Comunicado ARMH
Por ARMH (23/11/2002)
Las organizaciones por la recuperación de la memoria histórica
se felicitan por la aprobación, hace dos días, de una resolución
para restituir moral y económicamente a los desaparecidos
en la guerra, los asesinados durante la posterior represión
y las personas exiliadas. La espera ha sido muy larga y estos
colectivos ya han comenzado a presionar al Gobierno español
para que la iniciativa se haga realidad lo antes posible.

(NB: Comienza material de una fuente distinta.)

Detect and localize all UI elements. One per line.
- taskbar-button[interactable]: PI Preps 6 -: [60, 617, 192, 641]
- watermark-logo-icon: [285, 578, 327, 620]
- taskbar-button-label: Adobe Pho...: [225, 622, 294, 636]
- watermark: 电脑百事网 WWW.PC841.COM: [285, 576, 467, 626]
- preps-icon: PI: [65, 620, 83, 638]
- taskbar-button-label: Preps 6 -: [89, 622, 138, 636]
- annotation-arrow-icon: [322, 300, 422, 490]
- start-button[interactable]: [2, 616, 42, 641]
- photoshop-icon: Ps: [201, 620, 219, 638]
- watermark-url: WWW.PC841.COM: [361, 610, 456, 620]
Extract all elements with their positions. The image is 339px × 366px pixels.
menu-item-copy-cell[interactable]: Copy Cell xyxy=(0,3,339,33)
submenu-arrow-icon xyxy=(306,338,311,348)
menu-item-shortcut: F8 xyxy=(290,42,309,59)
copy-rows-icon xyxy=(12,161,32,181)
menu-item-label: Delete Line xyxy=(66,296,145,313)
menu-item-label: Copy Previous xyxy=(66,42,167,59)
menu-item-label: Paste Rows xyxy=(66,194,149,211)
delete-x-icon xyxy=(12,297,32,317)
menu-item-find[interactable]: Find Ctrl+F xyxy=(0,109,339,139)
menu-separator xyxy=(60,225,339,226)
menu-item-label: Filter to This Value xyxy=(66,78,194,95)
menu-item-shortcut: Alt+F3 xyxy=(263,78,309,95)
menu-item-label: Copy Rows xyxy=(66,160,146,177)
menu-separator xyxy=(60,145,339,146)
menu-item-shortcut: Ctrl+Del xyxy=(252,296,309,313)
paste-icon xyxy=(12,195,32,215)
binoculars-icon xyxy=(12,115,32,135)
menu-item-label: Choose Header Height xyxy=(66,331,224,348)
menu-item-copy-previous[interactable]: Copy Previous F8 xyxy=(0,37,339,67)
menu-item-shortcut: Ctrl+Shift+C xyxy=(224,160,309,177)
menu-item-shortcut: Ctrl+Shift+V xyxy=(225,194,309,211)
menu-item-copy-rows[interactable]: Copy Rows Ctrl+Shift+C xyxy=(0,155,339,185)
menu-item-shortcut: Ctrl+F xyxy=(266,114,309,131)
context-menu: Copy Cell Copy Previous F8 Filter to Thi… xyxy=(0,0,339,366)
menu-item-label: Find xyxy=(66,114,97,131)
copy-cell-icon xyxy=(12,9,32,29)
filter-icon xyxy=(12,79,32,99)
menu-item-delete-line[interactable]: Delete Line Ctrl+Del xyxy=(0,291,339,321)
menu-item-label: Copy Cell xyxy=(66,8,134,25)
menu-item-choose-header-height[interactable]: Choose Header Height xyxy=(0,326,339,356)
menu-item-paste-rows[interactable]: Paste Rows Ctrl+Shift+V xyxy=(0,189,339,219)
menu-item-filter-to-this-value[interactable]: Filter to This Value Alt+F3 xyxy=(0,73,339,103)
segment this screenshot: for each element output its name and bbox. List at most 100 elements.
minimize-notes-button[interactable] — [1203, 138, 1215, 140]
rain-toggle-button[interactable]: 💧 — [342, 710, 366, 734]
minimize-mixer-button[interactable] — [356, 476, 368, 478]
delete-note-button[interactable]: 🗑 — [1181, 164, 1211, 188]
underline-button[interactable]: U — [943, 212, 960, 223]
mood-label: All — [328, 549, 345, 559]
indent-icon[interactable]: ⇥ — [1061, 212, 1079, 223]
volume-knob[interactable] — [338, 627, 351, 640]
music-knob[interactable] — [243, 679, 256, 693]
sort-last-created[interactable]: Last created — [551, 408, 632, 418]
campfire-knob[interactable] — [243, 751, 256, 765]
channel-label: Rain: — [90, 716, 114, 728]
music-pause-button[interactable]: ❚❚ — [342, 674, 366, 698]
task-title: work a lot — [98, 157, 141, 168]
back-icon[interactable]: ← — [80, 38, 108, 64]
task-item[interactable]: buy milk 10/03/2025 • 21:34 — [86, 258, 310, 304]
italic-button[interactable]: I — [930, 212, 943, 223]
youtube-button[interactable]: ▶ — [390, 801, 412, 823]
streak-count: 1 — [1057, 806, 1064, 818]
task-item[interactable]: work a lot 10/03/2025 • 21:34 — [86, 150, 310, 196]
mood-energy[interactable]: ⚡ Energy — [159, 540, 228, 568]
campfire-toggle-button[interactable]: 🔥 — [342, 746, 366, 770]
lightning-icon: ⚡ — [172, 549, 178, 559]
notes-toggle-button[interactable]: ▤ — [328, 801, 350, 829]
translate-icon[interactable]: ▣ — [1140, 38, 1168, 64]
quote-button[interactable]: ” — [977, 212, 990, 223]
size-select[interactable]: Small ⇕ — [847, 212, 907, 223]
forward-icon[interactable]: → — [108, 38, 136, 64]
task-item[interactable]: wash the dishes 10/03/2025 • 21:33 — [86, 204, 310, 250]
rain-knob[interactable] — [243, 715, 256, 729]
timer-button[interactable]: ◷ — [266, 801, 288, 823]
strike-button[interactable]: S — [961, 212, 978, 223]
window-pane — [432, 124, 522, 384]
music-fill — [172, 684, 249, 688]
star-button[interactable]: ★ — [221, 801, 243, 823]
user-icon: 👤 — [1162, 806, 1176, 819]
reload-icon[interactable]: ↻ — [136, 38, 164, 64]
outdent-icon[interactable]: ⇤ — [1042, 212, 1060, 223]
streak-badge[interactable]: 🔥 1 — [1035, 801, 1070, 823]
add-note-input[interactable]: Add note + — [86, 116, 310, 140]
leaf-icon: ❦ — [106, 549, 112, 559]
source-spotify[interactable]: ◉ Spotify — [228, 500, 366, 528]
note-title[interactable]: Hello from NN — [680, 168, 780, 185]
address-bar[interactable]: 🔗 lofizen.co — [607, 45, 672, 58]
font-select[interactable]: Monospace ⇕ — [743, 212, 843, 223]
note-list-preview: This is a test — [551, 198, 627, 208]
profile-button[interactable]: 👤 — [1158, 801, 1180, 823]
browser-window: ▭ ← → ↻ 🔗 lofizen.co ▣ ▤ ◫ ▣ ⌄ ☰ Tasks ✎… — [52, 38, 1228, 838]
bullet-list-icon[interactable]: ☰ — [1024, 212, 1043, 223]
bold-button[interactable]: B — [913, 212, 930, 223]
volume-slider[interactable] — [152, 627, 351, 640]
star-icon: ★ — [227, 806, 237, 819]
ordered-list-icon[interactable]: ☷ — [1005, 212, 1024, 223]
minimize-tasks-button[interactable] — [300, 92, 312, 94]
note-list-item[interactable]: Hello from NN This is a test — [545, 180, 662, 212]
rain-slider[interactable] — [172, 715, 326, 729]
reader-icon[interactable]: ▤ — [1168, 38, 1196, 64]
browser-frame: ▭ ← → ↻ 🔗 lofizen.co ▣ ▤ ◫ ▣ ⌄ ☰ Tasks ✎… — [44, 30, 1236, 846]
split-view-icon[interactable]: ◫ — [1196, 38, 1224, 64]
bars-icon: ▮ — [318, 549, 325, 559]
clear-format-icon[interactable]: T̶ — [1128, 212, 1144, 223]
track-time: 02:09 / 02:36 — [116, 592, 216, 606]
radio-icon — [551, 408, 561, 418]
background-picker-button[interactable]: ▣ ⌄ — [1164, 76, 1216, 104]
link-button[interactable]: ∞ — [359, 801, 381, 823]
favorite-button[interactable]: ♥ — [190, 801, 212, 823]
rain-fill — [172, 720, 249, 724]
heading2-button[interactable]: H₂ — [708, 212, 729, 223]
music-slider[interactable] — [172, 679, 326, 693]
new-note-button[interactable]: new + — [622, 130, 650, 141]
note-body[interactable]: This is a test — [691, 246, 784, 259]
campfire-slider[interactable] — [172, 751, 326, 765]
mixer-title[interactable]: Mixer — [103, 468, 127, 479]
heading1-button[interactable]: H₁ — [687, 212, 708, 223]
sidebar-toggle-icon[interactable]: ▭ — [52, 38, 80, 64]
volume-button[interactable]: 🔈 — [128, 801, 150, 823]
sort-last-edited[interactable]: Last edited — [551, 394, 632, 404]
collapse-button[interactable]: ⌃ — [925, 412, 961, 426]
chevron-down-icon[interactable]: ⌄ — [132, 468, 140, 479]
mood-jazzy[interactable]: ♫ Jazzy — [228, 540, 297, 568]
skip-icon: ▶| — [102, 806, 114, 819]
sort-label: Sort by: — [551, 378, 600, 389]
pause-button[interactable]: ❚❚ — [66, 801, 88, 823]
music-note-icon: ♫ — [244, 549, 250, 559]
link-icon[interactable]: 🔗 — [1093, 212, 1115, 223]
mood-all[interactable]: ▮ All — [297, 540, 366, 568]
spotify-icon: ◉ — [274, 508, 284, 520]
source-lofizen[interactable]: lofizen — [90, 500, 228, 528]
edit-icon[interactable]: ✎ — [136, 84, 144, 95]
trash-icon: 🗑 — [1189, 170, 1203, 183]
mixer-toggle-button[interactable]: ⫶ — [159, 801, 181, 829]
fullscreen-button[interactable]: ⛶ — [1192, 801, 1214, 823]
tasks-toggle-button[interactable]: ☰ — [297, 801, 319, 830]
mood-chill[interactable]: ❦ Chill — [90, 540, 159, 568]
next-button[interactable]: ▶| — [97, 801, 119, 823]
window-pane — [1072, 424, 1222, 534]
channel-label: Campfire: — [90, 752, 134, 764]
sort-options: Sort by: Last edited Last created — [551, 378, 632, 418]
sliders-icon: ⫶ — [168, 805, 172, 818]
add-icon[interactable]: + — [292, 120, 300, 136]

La Asociación por la Recuperación de la Memoria Histórica
ha expresado su satisfacción por haber logrado dicho marco
legal, que fue votado por todos los grupos parlamentarios.
El tiempo corre en contra de los colectivos de víctimas dado
que los protagonistas de los hechos son personas que, en su
mayoría, rondan los 80 años de edad. Uno de los puntos clave
será la recaudación de fondos que debe hacer el Estado español
para asignárselo a aquellos ayuntamientos que deban abrir
tumbas de posibles caídos durante la guerra y la posterior
represión franquista. Para hacer este trabajo se necesitará
personal y maquinaria, así como científicos expertos en la
realización de pruebas de ADN, ya que los restos estarán mayormente
constituidos por huesos.
La Asociación por la Recuperación de la Memoria Histórica
ha pedido al Gobierno español que elabore un plan de trabajo
para organizar la búsqueda de desaparecidos, la apertura de
fosas comunes y la repatriación de los 'niños de la guerra',
descendientes de militantes y combatientes de la resistencia
antifascista.
Otro aspecto es la recuperación de la nacionalidad de estas
personas suprimida por la dictadura que siguió al levantamiento
franquista. Esta organización también ha pedido la apertura
de los archivos, tanto militares como civiles. Se sabe que
en algunas instituciones militares existen objetos personales
como cartas y otros documentos y enseres que pueden ser claves
a la hora de realizar las investigaciones sobre el paradero
de los desaparecidos.
Para la restitución moral de los luchadores antifascistas
se ha pedido que los símbolos públicos de los sublevados como
nombres de calles y estatuas sean eliminados por 'suponer
un recuerdo constante que no corresponde con la realidad de
la Historia para las víctimas del totalitarismo entre 1939
y 1975', concluye un portavoz de esta asociación.